Par courrier en date du 9 août 2024, la caisse primaire d’assurance maladie des [Localité 7] (la caisse) a notifié à Mme [N] un refus de prise en charge en affection de longue durée (ALD) de sa pathologie au motif que les critères médicaux permettant cette prise en charge ne sont pas réunis.
Contestant cette décision, Mme [N] a formé un recours devant la commission médicale de recours amiable (CMRA) qui, dans sa séance du 5 juin 2025, a confirmé l’avis du médecin conseil, à savoir le refus d’ALD hors liste au 6 septembre 2023.
Par lettre recommandée avec accusé de réception, reçue au greffe le 28 avril 2025, M. [N] a saisi le pôle social du tribunal judiciaire de Versailles aux fins de contester cette décision.
Après un renvoi à la demande des parties, l’affaire a été évoquée à l’audience du pôle social du tribunal judiciaire de Versailles en date du 18 novembre 2025.
La formation de jugement n’ayant pu se réunir conformément aux dispositions des articles L.211-16 et L.312-6-2 du code de l’organisation judiciaire, les parties présentes, dûment informées de la possibilité de renvoyer l’affaire à une audience ultérieure ont donné leur accord pour que la présidente statue seule.
PRETENTIONS ET MOYENS DES PARTIES
Mme [N], comparant en personne, demande au tribunal de lui accorder l’exonération du ticket modérateur au titre d’une affection de longue durée.

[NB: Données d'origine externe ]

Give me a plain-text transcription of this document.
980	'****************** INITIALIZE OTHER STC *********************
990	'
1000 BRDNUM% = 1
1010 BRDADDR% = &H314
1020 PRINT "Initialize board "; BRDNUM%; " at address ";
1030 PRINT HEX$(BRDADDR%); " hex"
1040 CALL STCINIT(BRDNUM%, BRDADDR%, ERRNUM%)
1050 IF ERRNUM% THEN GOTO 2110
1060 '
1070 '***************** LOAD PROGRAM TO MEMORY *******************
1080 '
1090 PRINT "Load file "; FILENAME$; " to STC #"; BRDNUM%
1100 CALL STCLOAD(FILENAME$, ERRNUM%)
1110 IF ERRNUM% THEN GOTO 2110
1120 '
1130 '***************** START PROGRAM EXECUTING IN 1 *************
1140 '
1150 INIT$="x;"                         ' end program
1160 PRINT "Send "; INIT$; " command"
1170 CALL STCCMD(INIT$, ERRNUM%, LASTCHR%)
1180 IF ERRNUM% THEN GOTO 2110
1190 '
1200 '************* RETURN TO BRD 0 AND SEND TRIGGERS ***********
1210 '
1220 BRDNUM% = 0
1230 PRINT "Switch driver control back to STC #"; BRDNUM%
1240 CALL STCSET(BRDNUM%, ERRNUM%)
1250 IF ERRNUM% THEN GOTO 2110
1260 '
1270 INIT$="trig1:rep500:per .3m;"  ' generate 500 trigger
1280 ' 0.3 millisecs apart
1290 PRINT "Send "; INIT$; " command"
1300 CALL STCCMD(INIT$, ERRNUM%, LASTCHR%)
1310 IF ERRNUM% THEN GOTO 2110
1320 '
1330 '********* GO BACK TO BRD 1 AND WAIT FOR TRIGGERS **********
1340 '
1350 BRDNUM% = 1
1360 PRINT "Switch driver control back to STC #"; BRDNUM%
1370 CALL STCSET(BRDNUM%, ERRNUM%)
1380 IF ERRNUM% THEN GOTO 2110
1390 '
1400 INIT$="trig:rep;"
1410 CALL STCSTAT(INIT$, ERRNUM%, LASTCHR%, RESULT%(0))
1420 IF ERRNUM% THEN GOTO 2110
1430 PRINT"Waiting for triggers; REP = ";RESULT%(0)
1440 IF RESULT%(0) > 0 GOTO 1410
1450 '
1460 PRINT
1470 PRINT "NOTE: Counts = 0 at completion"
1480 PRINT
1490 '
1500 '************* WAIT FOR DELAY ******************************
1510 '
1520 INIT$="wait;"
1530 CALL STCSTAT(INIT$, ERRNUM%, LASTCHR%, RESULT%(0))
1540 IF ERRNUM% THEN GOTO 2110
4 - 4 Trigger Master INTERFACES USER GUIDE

Elle fait valoir que sa pathologie, consistant en des douleurs neuropathiques chroniques poste pose de TVT et en un syndrome myofacial majeur, est particulièrement invalidante et nécessite des soins prolongés ainsi qu’un traitement particulièrement couteux. Elle estime que les critères d’admission d’une ALD hors liste sont remplis et ne comprend pas comment les médecins de la caisse ont pu faire un diagnostic éclairé sans jamais ne l’avoir examinée.
La caisse, représentée par son mandataire à l’audience, reprenant oralement les prétentions contenues dans ses dernières conclusions, demande au tribunal de confirmer sa décision refusant à l’assurée le bénéfice de l’exonération du ticket modérateur et de la débouter de l’ensemble de ses demandes.
Elle fait valoir, au visa de l’article L.160-14 4° du code de la sécurité sociale, que la pathologie de Mme [N] ne figure pas parmi la liste des 30 affections énumérées par l’article D.160-4 du code de la sécurité sociale et que le médecin conseil a émis le 6 août 2024 un avis défavorable d’ordre médical à la demande d’exonération du ticket modérateur au titre d’une affection hors liste estimant qu’il n’y avait « pas d’argument en faveur d’un projet de soins particulièrement coûteux ». Elle rappelle que la CMRA a également confirmé l’avis du médecin conseil. Elle précise enfin que les éléments médicaux produits par Mme [N] dans le cadre de la présente instance ont été soumis à son médecin conseil qui a maintenu sa décision de refus d’exonération du ticket modérateur au titre d’une affection hors liste estimant une nouvelle fois que « le panier de soins n’est pas couteux ».
MOTIFS
Sur la demande d’exonération du ticket modérateur au titre d’une affection hors liste
L’article L.160-14 du code de la sécurité sociale prévoit une liste de cas dans lesquelles la participation de l’assuré aux tarifs des prestations en nature mentionnée à l’article L.160-13, dite « ticket modérateur », peut être limitée ou supprimée.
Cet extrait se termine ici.